#17 | HUMAN VOICES | Uniqueness of Human Voices: AI's Limitations & the Role of Voice Specialists
Voice Distinctiveness: Klaus emphasizes human voices' unique and distinctive nature. Unlike other forms of identification like facial recognition or fingerprints, voices are instantly recognizable in human interactions and communication.
Memorable Encounters with Iconic Voices: Klaus shares about discovering legendary voices like Tony Bennett and Rosemary Clooney during their early careers. These highlighted the impact of remarkable voices on our memories and emotions.
Human Complexity in Voice: Klaus questions whether AI can replicate the complexity and proximity of human voices. While AI voice assistants like Alexa and Siri offer useful information, they often lack the depth of emotion, inflection, and soul that human voices naturally convey. This underscores the importance of voice specialists, who bring a unique skill set to communication by adding depth, emotion, and authenticity to the spoken word.
As indicative of a difference between humans are their voices. Oh yes, there is facial recognition, fingerprints, and DNA, but for readily accessible and immediate casual use, a voice is distinctive. Now, I can say that I know the voice of Mel Blanc, but only in the multiple characters he animated as a professional, but I never heard his everyday speaking voice ask me, "What's up Doc?"
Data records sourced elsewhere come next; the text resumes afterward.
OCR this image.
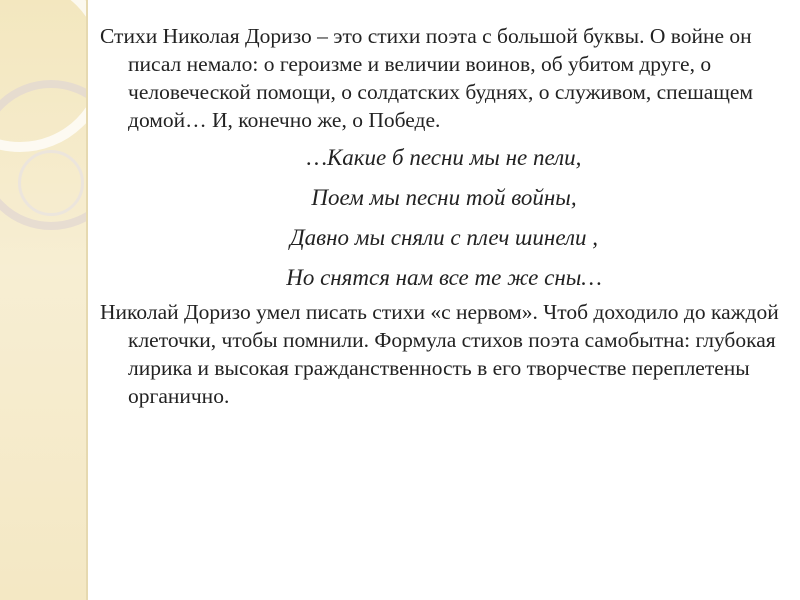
Стихи Николая Доризо – это стихи поэта с большой буквы. О войне он писал немало: о героизме и величии воинов, об убитом друге, о человеческой помощи, о солдатских буднях, о служивом, спешащем домой… И, конечно же, о Победе.

…Какие б песни мы не пели,
Поем мы песни той войны,
Давно мы сняли с плеч шинели ,
Но снятся нам все те же сны…

Николай Доризо умел писать стихи «с нервом». Чтоб доходило до каждой клеточки, чтобы помнили. Формула стихов поэта самобытна: глубокая лирика и высокая гражданственность в его творчестве переплетены органично.
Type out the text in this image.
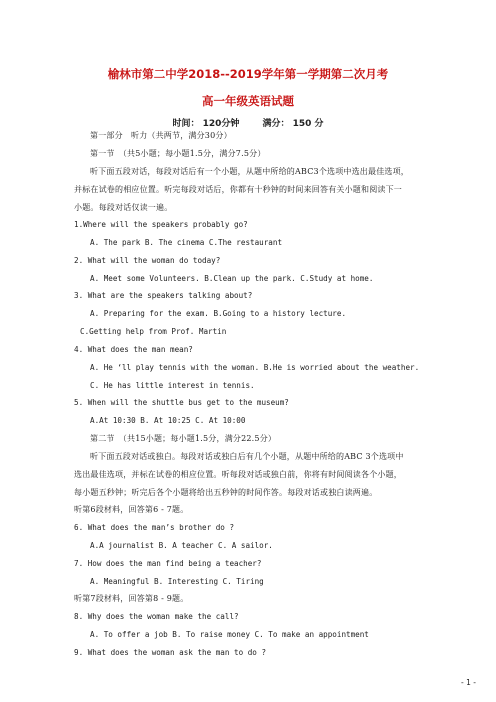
榆林市第二中学2018--2019学年第一学期第二次月考
高一年级英语试题
时间： 120分钟	满分： 150 分
第一部分　听力（共两节，满分30分）
第一节　（共5小题；每小题1.5分，满分7.5分）
听下面五段对话，每段对话后有一个小题，从题中所给的ABC3个选项中选出最佳选项，
并标在试卷的相应位置。听完每段对话后，你都有十秒钟的时间来回答有关小题和阅读下一
小题。每段对话仅读一遍。
1.Where will the speakers probably go?
A. The park B. The cinema C.The restaurant
2. What will the woman do today?
A. Meet some Volunteers. B.Clean up the park. C.Study at home.
3. What are the speakers talking about?
A. Preparing for the exam. B.Going to a history lecture.
C.Getting help from Prof. Martin
4. What does the man mean?
A. He ‘ll play tennis with the woman. B.He is worried about the weather.
C. He has little interest in tennis.
5. When will the shuttle bus get to the museum?
A.At 10:30 B. At 10:25 C. At 10:00
第二节　（共15小题；每小题1.5分，满分22.5分）
听下面五段对话或独白。每段对话或独白后有几个小题，从题中所给的ABC 3个选项中
选出最佳选项，并标在试卷的相应位置。听每段对话或独白前，你将有时间阅读各个小题，
每小题五秒钟；听完后各个小题将给出五秒钟的时间作答。每段对话或独白读两遍。
听第6段材料，回答第6 - 7题。
6. What does the man’s brother do ?
A.A journalist B. A teacher C. A sailor.
7. How does the man find being a teacher?
A. Meaningful B. Interesting C. Tiring
听第7段材料，回答第8 - 9题。
8. Why does the woman make the call?
A. To offer a job B. To raise money C. To make an appointment
9. What does the woman ask the man to do ?
- 1 -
In my life, I have listened to multiple and far-reaching different voices. Like everyone else, I have accumulated a library in my memory. Answering the phone has always been the first indicator of whom one is talking to. Now, with caller ID and all the other gimmickry, one can take a call or not, knowing ahead of time who is calling.
I was ten. It was about 1950 (I am elderly); I was walking along the sidewalk outside a bar under the elevated subway on DeKalb Avenue in downtown Brooklyn, New York City, when I heard his distinctive voice. Perched atop a milk crate, a young man with a full head of hair was crooning acapella songs of the day. It happened to be Tony Bennett. He was just getting started. Later that year, on the wide boardwalk at Coney Island on the West End, from atop one of the benches, a young lady in a full-flowered skirt and long curly hair was belting out jingles of the day. It was Rosemary Clooney. Their remarkable voices have been with me ever since. I'm sad that Tony has just recently gone.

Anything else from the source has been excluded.